The spread of CS from patient to patient and nosocomial outbreaks have been documented. Leonard et al., Iaria et al., and Brandenbrug described outbreaks caused by a single strain in intensive care unit settings. Leonard et al., described a selective pressure due to prior exposure to antibiotics favoring the overgrowth of CS in immune deficient patients. Brandenbrug et al recovered the strain in the air around infected patients and on the hands of the housestaff. [7–9]. Vancomycin is still the drug of choice for many authors since in vitro resistance has not been showed for this or any other Corynebacterium species. The spread of multidrug resistance strains of CS is concerning, although the mechanisms are not cleared. Ten years ago, CS was still sensitive to beta lactams, fluoroquinolones, carbapenems and linezolid. [10, 11]
In the hospital setting, positive blood cultures for Corynebacterium species, and CS in particular, should never be overlooked.
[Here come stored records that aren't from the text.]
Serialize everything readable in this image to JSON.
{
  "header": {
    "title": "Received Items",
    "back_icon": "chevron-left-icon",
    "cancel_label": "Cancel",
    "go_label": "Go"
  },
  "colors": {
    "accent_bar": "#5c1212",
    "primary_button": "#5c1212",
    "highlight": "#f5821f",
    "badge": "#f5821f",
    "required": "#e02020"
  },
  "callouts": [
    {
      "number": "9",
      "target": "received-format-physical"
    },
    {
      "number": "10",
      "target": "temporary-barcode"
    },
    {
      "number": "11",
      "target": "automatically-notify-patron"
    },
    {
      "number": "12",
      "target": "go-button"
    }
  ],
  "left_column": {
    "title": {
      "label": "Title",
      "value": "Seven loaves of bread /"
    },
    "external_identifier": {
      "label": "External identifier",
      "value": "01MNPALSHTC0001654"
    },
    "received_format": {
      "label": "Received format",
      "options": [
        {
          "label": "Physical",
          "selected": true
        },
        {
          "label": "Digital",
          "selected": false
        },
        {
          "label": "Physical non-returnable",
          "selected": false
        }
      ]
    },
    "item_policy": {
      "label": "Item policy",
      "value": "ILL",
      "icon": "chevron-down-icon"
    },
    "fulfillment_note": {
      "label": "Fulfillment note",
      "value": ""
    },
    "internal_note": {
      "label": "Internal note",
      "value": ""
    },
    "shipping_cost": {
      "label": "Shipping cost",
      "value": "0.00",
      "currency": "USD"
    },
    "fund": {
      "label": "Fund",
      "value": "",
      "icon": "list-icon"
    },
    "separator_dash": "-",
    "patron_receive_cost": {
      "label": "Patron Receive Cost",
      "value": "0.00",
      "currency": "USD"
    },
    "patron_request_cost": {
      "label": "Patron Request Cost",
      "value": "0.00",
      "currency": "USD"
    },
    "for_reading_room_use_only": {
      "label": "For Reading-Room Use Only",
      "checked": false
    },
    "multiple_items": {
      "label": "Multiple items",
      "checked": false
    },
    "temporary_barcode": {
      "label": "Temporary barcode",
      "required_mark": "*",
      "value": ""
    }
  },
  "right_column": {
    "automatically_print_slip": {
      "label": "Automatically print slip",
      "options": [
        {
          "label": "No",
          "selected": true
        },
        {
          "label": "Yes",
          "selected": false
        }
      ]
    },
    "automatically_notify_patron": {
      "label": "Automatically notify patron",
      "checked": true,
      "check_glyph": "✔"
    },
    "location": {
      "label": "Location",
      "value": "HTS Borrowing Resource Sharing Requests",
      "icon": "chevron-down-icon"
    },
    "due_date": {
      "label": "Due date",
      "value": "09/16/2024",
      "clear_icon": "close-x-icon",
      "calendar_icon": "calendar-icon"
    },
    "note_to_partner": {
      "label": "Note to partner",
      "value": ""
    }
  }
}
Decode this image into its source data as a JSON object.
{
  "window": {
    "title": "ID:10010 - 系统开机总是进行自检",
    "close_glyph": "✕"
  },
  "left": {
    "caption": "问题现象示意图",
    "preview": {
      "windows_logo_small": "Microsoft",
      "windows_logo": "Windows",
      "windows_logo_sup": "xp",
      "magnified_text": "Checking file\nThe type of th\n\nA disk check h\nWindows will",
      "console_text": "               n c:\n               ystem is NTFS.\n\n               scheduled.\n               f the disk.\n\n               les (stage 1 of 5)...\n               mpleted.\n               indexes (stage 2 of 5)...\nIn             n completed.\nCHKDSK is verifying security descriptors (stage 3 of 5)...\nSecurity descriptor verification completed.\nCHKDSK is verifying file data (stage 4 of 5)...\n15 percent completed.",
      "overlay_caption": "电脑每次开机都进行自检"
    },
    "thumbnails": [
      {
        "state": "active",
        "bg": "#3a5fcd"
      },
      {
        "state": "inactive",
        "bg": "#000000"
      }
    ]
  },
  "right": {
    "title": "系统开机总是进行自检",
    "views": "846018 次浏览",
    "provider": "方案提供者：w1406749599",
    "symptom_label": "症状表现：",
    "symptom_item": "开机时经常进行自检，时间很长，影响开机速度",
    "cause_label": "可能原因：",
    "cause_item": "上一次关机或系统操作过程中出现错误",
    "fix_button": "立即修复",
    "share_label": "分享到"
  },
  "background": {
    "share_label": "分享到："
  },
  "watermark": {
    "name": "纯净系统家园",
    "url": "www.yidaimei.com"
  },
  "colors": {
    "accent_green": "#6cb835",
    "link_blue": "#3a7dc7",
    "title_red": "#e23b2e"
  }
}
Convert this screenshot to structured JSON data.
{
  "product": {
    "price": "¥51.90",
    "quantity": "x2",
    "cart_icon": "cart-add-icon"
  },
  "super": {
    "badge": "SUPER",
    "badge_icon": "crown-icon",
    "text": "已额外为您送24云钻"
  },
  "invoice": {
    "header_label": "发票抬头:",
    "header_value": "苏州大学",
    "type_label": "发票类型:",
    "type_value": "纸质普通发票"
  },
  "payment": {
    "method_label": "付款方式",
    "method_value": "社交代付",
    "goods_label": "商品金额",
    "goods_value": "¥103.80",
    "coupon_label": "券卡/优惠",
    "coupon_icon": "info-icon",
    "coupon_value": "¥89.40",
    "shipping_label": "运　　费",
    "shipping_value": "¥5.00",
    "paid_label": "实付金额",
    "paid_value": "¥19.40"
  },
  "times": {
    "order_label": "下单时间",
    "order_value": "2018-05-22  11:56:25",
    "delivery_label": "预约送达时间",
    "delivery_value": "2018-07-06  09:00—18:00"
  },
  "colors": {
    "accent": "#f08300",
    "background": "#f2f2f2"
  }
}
Unlike other hospital-acquired pathogens such as staphylococcal or enterococcal species, that tend to infect patients with a predisposing condition such as a valvulopathy, CS endocarditis can be seen even in patients without prosthetic valves or structural heart disease. More research needs to be conducted to evidence what resistance mechanisms are involving this organism. Nowadays CS is being considered one of the emergent nosocomial agents implicated in endocarditis and serious infections.
Written informed consent was obtained from the patient for publication of this case report and accompanying images. A copy of the written consent is available for review by the Editor-in-Chief of this journal.